Some of Saratoga Springs’ longest tenured residents have been speaking up against the proposed change in the city charter. “If it ain’t broke, don’t fix it,” they say. “You newcomers just don’t know how the system works.”
Well, if that were true, we would have had a parking garage near the City Center more than 10 years ago, when the idea was first broached.
We would have had a public safety and emergency services building to serve thousands of residents and visitors east of the Northway. Instead, in both cases, all we have now is a bunch of court cases. Also, our water system might not be showing signs of stress, having been outpaced by growth and development.
The old-timers tell you they know how to get things done, but what they really mean is that they know how to stop almost any innovation they don’t like by pushing one or more politicians’ buttons.
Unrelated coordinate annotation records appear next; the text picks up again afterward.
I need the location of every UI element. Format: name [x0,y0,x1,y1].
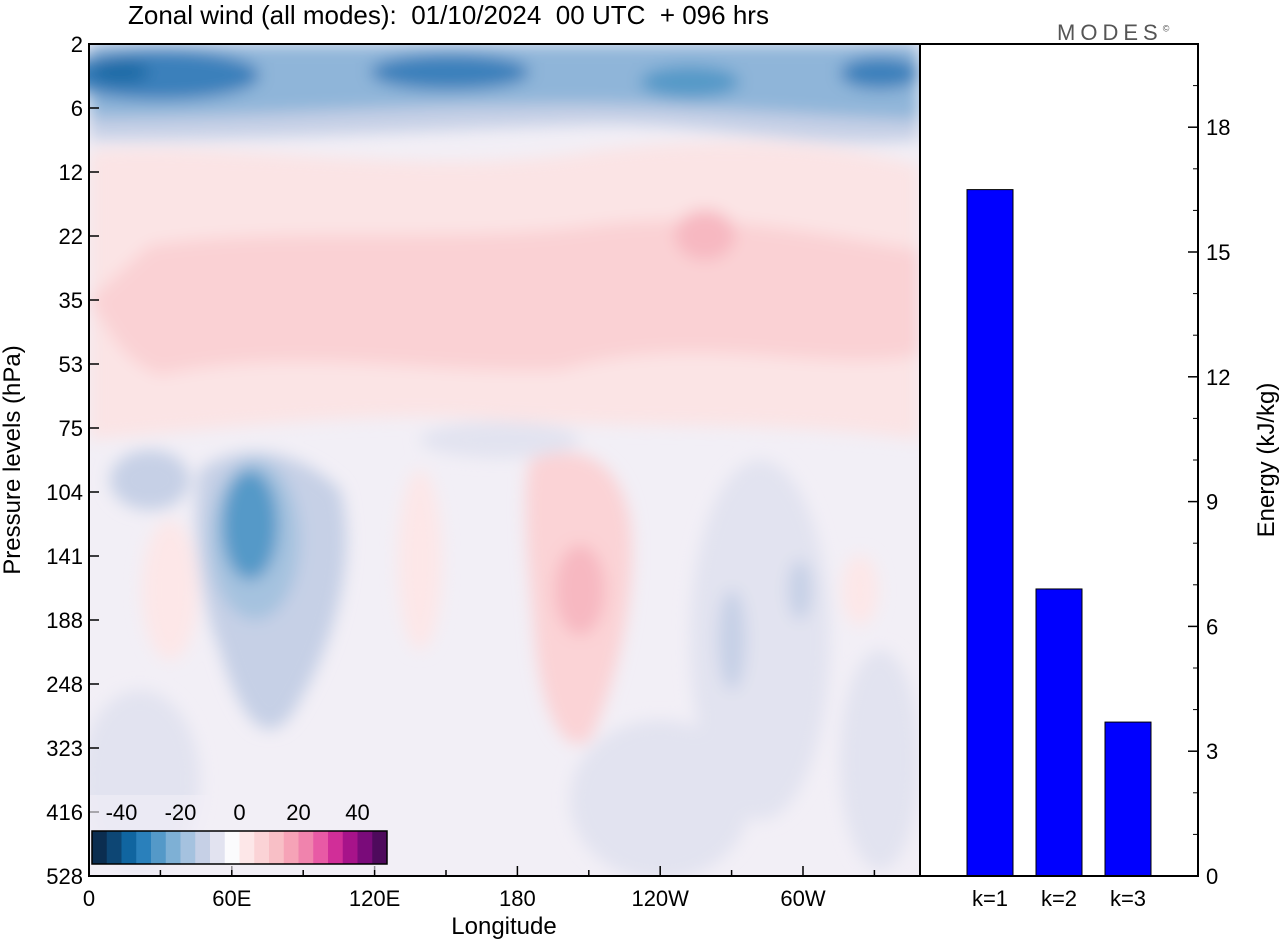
x-axis-label: Longitude [451,913,556,940]
colorbar-swatch [372,831,388,864]
colorbar-swatch [342,831,358,864]
colorbar-swatch [195,831,211,864]
chart-title: Zonal wind (all modes): 01/10/2024 00 UT… [128,0,769,30]
colorbar-swatch [269,831,285,864]
energy-axis: 0 3 6 9 12 15 18 [1188,85,1230,889]
colorbar-swatch [106,831,122,864]
bar [966,189,1014,877]
energy-tick-label: 3 [1206,739,1218,764]
colorbar-swatch [121,831,137,864]
y-axis-label: Pressure levels (hPa) [0,345,26,574]
y-tick-label: 188 [46,608,83,633]
colorbar-swatch [283,831,299,864]
energy-tick-label: 12 [1206,365,1230,390]
colorbar-swatch [180,831,196,864]
colorbar-swatch [328,831,344,864]
y-tick-label: 12 [59,160,83,185]
colorbar-swatch [151,831,167,864]
colorbar-swatch [239,831,255,864]
x-axis: 0 60E 120E 180 120W 60W [83,866,876,911]
x-tick-label: 60E [212,886,251,911]
y-tick-label: 248 [46,672,83,697]
brand-mark: © [1162,23,1170,34]
heatmap-field [89,44,920,876]
colorbar-swatch [165,831,181,864]
colorbar-swatch [92,831,108,864]
bar-category-label: k=1 [972,886,1008,911]
bar [1035,588,1083,877]
y-tick-label: 2 [71,32,83,57]
bar-chart: k=1 k=2 k=3 [966,189,1152,911]
y-tick-label: 75 [59,416,83,441]
colorbar-swatch [313,831,329,864]
colorbar-swatch [254,831,270,864]
y-tick-label: 528 [46,864,83,889]
x-tick-label: 180 [499,886,536,911]
colorbar-tick-label: 40 [345,800,369,825]
colorbar-tick-label: 0 [233,800,245,825]
x-tick-label: 120W [631,886,689,911]
y-tick-label: 416 [46,800,83,825]
colorbar-swatch [224,831,240,864]
y-tick-label: 53 [59,352,83,377]
x-tick-label: 60W [780,886,825,911]
colorbar-swatch [210,831,226,864]
colorbar-swatch [357,831,373,864]
colorbar-tick-label: 20 [286,800,310,825]
colorbar-swatch [136,831,152,864]
energy-tick-label: 15 [1206,240,1230,265]
brand-name: MODES [1057,20,1163,45]
colorbar-tick-label: -20 [165,800,197,825]
y-tick-label: 323 [46,736,83,761]
colorbar-tick-label: -40 [106,800,138,825]
y-axis: 2 6 12 22 35 53 75 104 141 188 248 323 416 528 [46,32,99,889]
energy-tick-label: 9 [1206,490,1218,515]
x-tick-label: 120E [349,886,400,911]
colorbar: -40 -20 0 20 40 [88,795,391,870]
y-tick-label: 6 [71,96,83,121]
energy-tick-label: 0 [1206,864,1218,889]
y-tick-label: 141 [46,544,83,569]
energy-axis-label: Energy (kJ/kg) [1253,383,1280,538]
bar-category-label: k=3 [1110,886,1146,911]
colorbar-frame [91,830,388,865]
y-tick-label: 22 [59,224,83,249]
bar [1104,721,1152,877]
x-tick-label: 0 [83,886,95,911]
bar-panel-frame [919,43,1199,877]
bar-category-label: k=2 [1041,886,1077,911]
energy-tick-label: 18 [1206,115,1230,140]
colorbar-swatch [298,831,314,864]
y-tick-label: 35 [59,288,83,313]
y-tick-label: 104 [46,480,83,505]
brand-logo: MODES© [1057,20,1169,46]
energy-tick-label: 6 [1206,614,1218,639]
City employees told the Charter Review Commission they spend too much time dealing with political conflict between departments, frustrating completion of their assigned duties.
Under the proposed charter, the City Council will have the responsibility to set priorities.
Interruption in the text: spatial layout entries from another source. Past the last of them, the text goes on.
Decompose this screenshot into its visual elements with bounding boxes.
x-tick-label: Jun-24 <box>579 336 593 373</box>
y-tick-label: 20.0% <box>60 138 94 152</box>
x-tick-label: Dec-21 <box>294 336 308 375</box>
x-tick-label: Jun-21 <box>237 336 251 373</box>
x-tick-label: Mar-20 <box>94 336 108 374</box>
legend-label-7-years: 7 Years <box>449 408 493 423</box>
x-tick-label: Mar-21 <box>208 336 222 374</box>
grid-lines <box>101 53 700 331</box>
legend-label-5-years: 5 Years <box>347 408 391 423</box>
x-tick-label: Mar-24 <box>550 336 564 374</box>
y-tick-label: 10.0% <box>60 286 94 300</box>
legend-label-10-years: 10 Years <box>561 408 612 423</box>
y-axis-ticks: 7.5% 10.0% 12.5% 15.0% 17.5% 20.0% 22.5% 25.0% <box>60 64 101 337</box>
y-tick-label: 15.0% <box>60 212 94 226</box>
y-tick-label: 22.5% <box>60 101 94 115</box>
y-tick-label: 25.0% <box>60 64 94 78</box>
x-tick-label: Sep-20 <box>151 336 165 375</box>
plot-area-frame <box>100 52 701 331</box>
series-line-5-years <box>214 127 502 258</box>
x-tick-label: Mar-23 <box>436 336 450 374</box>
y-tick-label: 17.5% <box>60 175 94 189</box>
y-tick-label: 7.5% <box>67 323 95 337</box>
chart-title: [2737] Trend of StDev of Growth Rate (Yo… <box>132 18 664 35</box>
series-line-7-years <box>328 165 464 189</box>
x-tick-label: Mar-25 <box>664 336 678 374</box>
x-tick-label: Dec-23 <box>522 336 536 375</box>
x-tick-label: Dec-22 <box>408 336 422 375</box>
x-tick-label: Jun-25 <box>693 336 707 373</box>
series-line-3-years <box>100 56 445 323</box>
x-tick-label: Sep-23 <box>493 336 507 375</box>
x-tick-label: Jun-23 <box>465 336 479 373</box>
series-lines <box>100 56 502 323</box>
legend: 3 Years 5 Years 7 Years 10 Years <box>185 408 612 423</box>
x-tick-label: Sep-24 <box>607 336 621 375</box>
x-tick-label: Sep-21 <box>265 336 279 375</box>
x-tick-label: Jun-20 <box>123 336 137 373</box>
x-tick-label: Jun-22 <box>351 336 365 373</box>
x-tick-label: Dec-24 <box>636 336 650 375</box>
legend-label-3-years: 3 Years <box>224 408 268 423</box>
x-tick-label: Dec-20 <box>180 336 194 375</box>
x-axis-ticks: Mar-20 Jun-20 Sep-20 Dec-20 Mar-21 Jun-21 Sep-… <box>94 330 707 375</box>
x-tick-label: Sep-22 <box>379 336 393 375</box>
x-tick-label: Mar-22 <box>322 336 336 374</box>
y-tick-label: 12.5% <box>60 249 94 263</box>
The manager they hire will be charged with carrying them out under a unified administrative structure just like the ones that every other local government in New York state has, except Mechanicville, which is like ours.
The governmental structure we seek in the proposed charter is one that promotes efficiency, accountability and savings to the taxpayer.
I have lived here more than 45 years. I will be voting yes for a new City Charter on Nov. 7 and urging my friends to do so as well.
The writer is a member of the Saratoga Springs Charter Review Commission.